Gross ist deshalb der Schock, den der Brief von Regierungsstatthalterin Regula Mader auslöst. Es sei ein Fehler passiert, schreibt Mader. Die Forderung der Lebenspartnerin über 200000 Franken sei ordnungsgemäss eingegangen, aber «fälschlicherweise nicht an den zuständigen Inventarnotar weitergeleitet worden». Kipfers hätten die Forderung über 200000 Franken zu begleichen.
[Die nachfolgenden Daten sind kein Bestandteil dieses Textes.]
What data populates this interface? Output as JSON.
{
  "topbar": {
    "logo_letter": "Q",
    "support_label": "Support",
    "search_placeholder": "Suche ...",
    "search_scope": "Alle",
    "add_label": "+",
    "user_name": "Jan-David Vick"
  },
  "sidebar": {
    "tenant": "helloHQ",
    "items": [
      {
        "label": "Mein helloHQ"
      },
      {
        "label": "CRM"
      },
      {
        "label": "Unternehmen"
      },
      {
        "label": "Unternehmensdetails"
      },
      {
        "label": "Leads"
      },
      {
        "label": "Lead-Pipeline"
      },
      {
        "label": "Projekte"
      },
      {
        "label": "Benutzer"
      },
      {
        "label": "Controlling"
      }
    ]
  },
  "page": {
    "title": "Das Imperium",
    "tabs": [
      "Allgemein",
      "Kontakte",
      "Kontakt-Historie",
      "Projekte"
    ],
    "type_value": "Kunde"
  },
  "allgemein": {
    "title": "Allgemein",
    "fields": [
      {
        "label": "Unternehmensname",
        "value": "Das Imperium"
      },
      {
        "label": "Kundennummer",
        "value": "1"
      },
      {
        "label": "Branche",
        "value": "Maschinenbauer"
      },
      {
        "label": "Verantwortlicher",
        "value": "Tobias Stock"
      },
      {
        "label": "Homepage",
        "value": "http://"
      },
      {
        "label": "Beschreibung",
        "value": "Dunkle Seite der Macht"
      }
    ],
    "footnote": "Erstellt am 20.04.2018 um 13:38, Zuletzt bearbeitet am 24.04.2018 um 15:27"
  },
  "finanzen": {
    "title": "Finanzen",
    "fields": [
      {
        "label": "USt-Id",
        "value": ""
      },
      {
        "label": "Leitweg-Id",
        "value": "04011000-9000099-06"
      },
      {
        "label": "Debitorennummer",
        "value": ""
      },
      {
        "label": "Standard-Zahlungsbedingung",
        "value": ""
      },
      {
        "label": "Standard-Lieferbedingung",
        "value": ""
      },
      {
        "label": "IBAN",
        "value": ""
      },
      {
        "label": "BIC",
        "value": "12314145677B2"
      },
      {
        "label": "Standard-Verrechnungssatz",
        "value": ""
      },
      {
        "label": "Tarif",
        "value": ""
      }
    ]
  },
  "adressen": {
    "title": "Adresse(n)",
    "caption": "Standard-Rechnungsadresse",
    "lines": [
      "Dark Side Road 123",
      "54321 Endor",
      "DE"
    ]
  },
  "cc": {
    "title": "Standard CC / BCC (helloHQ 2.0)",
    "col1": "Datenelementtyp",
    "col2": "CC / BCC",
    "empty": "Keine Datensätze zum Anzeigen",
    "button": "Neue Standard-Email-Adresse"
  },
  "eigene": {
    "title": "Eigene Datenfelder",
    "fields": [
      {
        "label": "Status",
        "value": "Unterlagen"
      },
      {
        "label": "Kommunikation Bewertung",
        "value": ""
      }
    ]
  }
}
Auch die Aussage des Notars, wonach man nach Durchführung eines öffentlichen Inventars «fein raus» sei, erweist sich jetzt als falsch. Selbst bei Annahme einer Erbschaft unter öffentlichem Inventar werden unverschuldet nicht geltend gemachte Forderungen nicht hinfällig. Lediglich die Haftung wird auf die Höhe des geerbten Vermögens beschränkt.
Korrektes Vorgehen war kein Schutz
Kipfers Hausumbau ist längst in vollem Gang. Der folgende Rechtsstreit zehrt zusätzlich an den Nerven. «Jedes Mal, wenn wieder Post vom Rechtsanwalt oder vom Gericht kam, krampften sich mir die Magenmuskeln zusammen», sagt Iris Kipfer. Von den Anwälten fühlt sie sich zum Abschluss eines Vergleichs gedrängt. Der Weiterzug berge, so argumentieren sie, erhebliche Prozessrisiken. Der Vergleich verpflichtet die Kipfers zur Zahlung von 160000 Franken an die Lebenspartnerin des Vaters. Im Gegenzug übernehmen die Versicherungen die Anwalts- und Gerichtskosten. Widerstrebend willigen die Kipfers schliesslich ein.
Die Behörden geben sich legalistisch: «Juristisch gesehen ist den Kipfers an sich kein Schaden entstanden. Die Ausrichtung einer Genugtuung für erlittenen Ärger sieht das Gesetz nicht vor», sagt Christian Blaser, Justizinspektor des Kantons Bern. Auch der Notar findet eine Ausrede. Er habe nicht über den Haftungsumfang orientiert, weil «die Voraussetzungen als nicht gegeben beurteilt wurden».
Und Iris Kipfer? «Wir haben alles richtig gemacht und haben trotzdem das Nachsehen!» Zurück bleiben Frust und Verbitterung.